By Madison Fisler Lewis
Oct. 10, 2014. Throughout the entire month of October, Bare Essentials Natural Market will join more than 1,500 grocery stores across the country who are participating in the fifth annual Non-GMO Month, an initiative of the Non-GMO Project. This month-long initiative puts a spotlight on the consumer’s right to choose food and products without genetically modified organisms (GMOs).
The Non-GMO Project is a nonprofit organization committed to “preserving and building the non-GMO food supply, educating consumers and providing verified non-GMO choices. They believe that everyone deserves an informed choice about whether or not to consume genetically modified organisms.”
“GMOs have been around since 1988, so the cows are out of the barn as they say,” said Ben Henderson, Co-owner of Bare Essentials Natural Market.
“This stuff has been around a long time. It effects primarily soybeans, corn, alfalfa, papaya rice and sugarbeats. The corn and the soy are most concerning because it is hidden in everything, like in high fructose corn syrup. It is everywhere. The estimate is that between 70-80 percent of processed foods include genetically modified organisms, whether it is the whole food or just one ingredient that is modified.”
Public concerns about GMOs are rising as studies increasingly raise doubts about the long-term safety and environmental impact of this technology.
“I have been in this business 26 years and when this first came around we weren’t talking about it a whole lot, but over the years it has become more of a concern,” Henderson said of the emergence of GMOs in the food supply.
The Non-GMO Project is currently advocating for labeling of food products that contain GMOs.
“We have long ago given up on not having GMOs in our food,” Henderson said. “But people should at least be aware of it and be able to make a conscious decision. Right now, you either buy organic food [which is GMO-free by definition] or buy food that is verified by the Non-GMO Project. Other than that, you just have to take your chances. Local, fresh food is a lot less likely to contain GMOs.”
Currently, 64 countries across the globe mandate GMO labeling, but not the United States.
“The right to know what we’re eating and feeding our families is so basic,” said Megan Westgate, Executive Director of the nonprofit Non-GMO Project. “Americans deserve the same freedom to avoid experimental GMO foods as people in other countries.”
This is the third year that Bare Essentials Natural Market has participated in this project. The local grocery store has placed labels around the store indicating items that are certified GMO-free.
“We got into this because we believe in the products that are out there on the shelves,” said Henderson. “And we still believe that, we are still passionate about that and we want to see a healthier community. We are going to be expanding the labeling after Non-GMO month. Starting the first of November, every label in the store will have information about GMOs on it. So a customer can look at the shelf and see.”
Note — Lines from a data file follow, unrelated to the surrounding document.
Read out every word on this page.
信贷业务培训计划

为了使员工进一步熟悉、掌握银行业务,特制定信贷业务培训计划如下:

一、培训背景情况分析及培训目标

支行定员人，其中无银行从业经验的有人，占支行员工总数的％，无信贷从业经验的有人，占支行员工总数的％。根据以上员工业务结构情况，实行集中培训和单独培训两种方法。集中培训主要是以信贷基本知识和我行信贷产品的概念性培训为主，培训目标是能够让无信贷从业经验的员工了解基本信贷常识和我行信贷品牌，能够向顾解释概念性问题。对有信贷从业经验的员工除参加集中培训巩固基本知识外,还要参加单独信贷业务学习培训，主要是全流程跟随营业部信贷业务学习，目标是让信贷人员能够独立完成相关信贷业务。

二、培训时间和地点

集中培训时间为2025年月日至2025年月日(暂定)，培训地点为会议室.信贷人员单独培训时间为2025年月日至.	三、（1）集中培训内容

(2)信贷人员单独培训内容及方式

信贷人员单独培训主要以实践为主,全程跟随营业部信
In addition, on Oct. 31, Bare Essentials Natural Market will donate five percent of the day’s proceeds to the Non-GMO project.
“It is a commitment that we have to our customers and to the community to do this,” Henderson said. “And we are just going to get better at it until such time that mandatory labeling is implemented.”
“As far as the labeling, it is just one of those things that you should share with your customers,” said Amber Brown, the Marketing Manager for Bare Essentials Natural Market.
“It is so important to us that it doesn’t even seem like we are doing anything extra. That is just how it is around here. We love answering questions and providing information. Even if you walk out the door empty handed, we know that we have planted a seed for better health in the future,” said Brown.